PyTorch 2.9 expands hardware support with AMD ROCm, Intel XPU, and Arm improvements, offering better multi-GPU programming and performance optimizations for AI developers.
PyTorch 2.9 enhances hardware support for AMD ROCm, Intel XPU, and Arm, improving AI model deployment across diverse ecosystems.
PyTorch 2.9 introduces wheel support for AMD ROCm, Intel XPU, and NVIDIA CUDA 13, with stable ABI for extensions and Symmetric Memory for multi-GPU programming. Developers benefit from AI APIs and SDKs integration.
FlexAttention supports Intel GPUs, flash decoding optimizes CPU backends, and torch.compile offers better error handling. Useful for performance profiling workflows.
PyTorch 2.9 democratizes hardware for ML with AMD ROCm, Intel XPU, and Arm support, enhancing AI model hosting and deployment flexibility.
PyTorch 2.9 adds comprehensive support for AMD ROCm, Intel XPU, and NVIDIA CUDA 13, plus enhanced Arm processor optimizations for broader hardware compatibility.

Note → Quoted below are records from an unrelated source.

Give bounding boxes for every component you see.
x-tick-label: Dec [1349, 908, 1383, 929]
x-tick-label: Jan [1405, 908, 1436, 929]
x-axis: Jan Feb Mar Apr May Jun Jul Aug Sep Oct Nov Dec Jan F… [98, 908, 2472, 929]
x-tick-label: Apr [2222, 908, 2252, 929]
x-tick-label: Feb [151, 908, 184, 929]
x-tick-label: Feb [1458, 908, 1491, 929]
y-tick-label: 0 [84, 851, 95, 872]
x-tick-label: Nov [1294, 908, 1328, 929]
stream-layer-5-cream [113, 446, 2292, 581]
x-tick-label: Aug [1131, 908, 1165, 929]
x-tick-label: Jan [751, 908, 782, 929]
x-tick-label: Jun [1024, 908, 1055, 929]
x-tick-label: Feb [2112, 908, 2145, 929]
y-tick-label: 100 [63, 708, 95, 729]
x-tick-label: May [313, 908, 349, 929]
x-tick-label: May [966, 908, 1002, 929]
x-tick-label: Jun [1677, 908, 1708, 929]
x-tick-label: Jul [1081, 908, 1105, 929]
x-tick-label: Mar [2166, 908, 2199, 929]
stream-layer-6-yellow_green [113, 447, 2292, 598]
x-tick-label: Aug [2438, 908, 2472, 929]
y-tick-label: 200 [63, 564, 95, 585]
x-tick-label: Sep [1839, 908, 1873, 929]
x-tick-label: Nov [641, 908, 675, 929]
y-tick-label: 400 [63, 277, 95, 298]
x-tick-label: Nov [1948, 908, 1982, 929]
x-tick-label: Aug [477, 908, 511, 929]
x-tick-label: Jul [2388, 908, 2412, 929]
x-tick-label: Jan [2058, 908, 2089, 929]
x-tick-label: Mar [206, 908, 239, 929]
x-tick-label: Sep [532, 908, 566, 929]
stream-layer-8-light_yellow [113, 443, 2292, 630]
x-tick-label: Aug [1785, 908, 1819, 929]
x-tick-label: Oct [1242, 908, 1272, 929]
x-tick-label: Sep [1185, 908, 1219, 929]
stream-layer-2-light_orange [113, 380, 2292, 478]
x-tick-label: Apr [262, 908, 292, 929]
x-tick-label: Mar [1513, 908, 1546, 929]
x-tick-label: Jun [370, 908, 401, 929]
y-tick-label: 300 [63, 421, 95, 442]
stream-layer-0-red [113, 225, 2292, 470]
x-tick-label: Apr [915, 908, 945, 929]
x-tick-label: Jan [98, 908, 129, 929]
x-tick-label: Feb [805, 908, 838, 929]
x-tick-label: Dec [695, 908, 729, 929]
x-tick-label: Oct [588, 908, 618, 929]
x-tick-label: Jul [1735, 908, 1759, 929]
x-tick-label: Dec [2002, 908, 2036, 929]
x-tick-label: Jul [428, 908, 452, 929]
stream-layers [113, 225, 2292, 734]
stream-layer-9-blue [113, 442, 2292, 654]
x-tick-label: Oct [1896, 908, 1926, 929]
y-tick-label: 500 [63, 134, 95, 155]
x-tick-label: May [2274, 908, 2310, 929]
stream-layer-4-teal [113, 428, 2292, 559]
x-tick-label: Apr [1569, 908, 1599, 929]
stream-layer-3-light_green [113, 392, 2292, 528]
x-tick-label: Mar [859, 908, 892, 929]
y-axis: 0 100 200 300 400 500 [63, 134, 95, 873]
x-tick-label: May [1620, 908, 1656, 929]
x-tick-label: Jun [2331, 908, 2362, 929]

Symmetric Memory simplifies multi-GPU kernel development by enabling efficient programming across NVLinks and remote direct memory access networks for better performance.
The update brings FlexAttention support on Intel GPUs, flash decoding optimization for CPUs, and enhanced error handling in torch.compile for better development workflows.
The stable libtorch ABI ensures better compatibility for third-party C++ and CUDA extensions, making it easier to integrate and maintain custom extensions.
Flash decoding with FlexAttention enhances parallelism for key-value sequence processing on CPU backends, improving efficiency for certain models.